Rückbaubürgschaften
Aufgrund des geplanten Atomausstieges
Deutschlands sollte die Nachfrage in Bezug auf Windenergieanlagen
oder Photovoltaikanlagen als Lieferanten des „grünen Stroms“ in den
nächsten Jahren weiter zunehmen. Diejenigen, die z.B.
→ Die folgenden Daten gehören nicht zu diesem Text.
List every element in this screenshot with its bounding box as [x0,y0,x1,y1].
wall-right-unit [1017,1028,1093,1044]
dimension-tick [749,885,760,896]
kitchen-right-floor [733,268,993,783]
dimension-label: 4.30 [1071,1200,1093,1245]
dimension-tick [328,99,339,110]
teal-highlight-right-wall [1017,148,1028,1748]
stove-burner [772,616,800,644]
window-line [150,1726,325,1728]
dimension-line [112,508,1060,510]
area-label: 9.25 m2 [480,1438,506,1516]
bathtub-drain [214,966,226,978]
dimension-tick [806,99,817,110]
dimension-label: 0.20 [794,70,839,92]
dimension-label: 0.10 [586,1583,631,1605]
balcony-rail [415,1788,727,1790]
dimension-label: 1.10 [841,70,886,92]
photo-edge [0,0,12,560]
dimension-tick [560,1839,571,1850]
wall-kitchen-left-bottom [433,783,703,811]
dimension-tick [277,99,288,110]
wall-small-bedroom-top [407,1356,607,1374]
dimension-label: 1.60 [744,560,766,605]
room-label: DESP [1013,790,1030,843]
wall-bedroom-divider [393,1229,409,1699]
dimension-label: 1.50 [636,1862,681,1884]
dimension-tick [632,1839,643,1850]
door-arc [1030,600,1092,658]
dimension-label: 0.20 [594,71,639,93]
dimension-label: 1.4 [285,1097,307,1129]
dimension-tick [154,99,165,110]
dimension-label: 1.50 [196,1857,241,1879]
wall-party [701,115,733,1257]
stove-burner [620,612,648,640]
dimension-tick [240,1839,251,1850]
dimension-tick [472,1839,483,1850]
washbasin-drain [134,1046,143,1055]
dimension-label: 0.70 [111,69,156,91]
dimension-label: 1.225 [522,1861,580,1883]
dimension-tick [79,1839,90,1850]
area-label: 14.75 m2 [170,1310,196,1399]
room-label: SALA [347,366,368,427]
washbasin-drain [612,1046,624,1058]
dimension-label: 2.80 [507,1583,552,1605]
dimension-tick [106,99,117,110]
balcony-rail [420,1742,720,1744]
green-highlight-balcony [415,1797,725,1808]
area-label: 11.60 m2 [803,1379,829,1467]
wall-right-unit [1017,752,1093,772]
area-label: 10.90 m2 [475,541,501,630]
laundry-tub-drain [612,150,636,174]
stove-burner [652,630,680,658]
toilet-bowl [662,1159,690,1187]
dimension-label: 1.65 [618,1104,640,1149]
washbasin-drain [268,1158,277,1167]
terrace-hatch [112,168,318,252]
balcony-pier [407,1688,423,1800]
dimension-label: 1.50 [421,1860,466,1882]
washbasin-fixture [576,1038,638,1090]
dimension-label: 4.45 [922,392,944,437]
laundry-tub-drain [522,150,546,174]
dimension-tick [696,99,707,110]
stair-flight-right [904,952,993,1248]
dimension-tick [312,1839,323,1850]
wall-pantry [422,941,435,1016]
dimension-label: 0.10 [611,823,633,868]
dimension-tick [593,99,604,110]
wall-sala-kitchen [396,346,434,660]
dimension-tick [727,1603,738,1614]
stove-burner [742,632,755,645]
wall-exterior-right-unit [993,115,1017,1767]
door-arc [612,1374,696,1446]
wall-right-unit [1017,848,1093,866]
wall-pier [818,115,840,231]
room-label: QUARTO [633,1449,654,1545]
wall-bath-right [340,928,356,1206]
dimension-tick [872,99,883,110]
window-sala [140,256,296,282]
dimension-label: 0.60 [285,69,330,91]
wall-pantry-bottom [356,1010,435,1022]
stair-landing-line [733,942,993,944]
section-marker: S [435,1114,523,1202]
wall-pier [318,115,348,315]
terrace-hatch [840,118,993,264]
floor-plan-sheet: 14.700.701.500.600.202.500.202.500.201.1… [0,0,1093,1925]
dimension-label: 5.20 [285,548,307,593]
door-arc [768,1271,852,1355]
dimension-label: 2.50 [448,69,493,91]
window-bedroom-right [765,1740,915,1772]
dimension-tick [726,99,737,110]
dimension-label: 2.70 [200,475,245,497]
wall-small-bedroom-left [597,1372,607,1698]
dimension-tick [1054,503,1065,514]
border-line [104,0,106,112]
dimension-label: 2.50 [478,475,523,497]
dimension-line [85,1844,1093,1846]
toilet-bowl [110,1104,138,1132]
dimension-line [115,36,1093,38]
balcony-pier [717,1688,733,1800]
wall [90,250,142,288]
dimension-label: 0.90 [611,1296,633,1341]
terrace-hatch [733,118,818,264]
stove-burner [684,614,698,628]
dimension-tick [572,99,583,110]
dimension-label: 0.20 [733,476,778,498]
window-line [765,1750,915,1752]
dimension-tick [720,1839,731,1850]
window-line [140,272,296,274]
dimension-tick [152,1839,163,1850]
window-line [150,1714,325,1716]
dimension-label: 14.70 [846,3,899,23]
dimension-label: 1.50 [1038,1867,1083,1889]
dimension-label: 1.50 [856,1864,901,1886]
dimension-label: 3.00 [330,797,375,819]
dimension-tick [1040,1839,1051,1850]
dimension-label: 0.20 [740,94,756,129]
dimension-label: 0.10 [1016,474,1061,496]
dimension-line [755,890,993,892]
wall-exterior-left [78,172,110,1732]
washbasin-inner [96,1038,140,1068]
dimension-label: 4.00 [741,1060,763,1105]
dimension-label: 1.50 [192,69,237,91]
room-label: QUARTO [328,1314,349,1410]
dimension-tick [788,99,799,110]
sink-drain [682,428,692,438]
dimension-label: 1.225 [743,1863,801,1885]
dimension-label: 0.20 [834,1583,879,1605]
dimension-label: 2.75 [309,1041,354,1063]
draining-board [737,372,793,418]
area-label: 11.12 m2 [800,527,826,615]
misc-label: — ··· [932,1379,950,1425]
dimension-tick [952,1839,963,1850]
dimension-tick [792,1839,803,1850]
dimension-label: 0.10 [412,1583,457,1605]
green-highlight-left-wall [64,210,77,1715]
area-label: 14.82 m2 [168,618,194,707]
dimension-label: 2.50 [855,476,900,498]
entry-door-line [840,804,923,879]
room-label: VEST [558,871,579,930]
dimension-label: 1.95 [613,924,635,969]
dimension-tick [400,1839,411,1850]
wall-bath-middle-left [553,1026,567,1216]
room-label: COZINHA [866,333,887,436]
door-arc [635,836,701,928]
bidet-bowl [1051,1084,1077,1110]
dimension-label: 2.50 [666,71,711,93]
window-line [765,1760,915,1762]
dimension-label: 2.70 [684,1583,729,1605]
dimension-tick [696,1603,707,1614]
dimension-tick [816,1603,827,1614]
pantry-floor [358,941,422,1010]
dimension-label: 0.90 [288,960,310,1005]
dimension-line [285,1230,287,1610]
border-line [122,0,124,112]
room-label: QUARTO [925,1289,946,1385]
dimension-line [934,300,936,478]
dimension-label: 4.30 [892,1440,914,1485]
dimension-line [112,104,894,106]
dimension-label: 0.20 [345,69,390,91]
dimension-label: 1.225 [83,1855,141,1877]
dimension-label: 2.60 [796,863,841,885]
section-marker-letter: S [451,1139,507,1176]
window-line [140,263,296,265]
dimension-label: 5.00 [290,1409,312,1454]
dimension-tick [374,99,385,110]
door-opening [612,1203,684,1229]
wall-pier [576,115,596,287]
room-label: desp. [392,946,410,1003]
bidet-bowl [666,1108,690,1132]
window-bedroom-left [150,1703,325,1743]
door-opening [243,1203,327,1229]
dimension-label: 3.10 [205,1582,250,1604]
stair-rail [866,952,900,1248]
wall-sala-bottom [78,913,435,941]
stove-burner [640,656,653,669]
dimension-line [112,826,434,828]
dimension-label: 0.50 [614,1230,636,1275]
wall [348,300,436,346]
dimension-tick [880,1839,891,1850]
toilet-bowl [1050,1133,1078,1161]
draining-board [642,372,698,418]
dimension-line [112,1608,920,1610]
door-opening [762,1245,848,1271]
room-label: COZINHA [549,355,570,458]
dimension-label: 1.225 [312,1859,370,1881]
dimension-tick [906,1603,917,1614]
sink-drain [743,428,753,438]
Windenergieanlagen bereits haben bauen lassen oder beabsichtigen
dies zu tun, wissen, dass dem Bau und der Inbetriebnahme der
Anlagen ein mehrstufiges Genehmigungsverfahren vorausgeht. Laut
Baugesetzbuch (§
35 Abs. 5 Satz 2 BauGB und § 179
„Rückbau- und Entsiegelungsgebot“ BauGB) besteht u.a. die
Verpflichtung gegenüber dem Grundstücksinhaber, die Anlagen selbst
und alles, was damit verbunden ist (Bodenversiegelung, ober- und
unterirdische Anlagenteile, Infrastruktur etc.), bei
Betriebseinstellung komplett wieder abzubauen und zu beseitigen
sowie den Standort in einen möglichst naturgemäßen Ausgangzustand
zurückzuversetzen.
Um sicher zu gehen, dass die Bauherren dieser Verpflichtung nachkommen, besteht der Grundstückseigentümer in aller Regel auf eine Verpflichtungserklärung inkl. finanzieller Sicherheiten. Dies kann und sollte durch eine Rückbaubürgschaft abgelöst werden. Denn im Rahmen einer Rückbaubürgschaft über eine Versicherung werden keine bis geringe Sicherheiten verlangt und die Liquidität bleibt gesichert.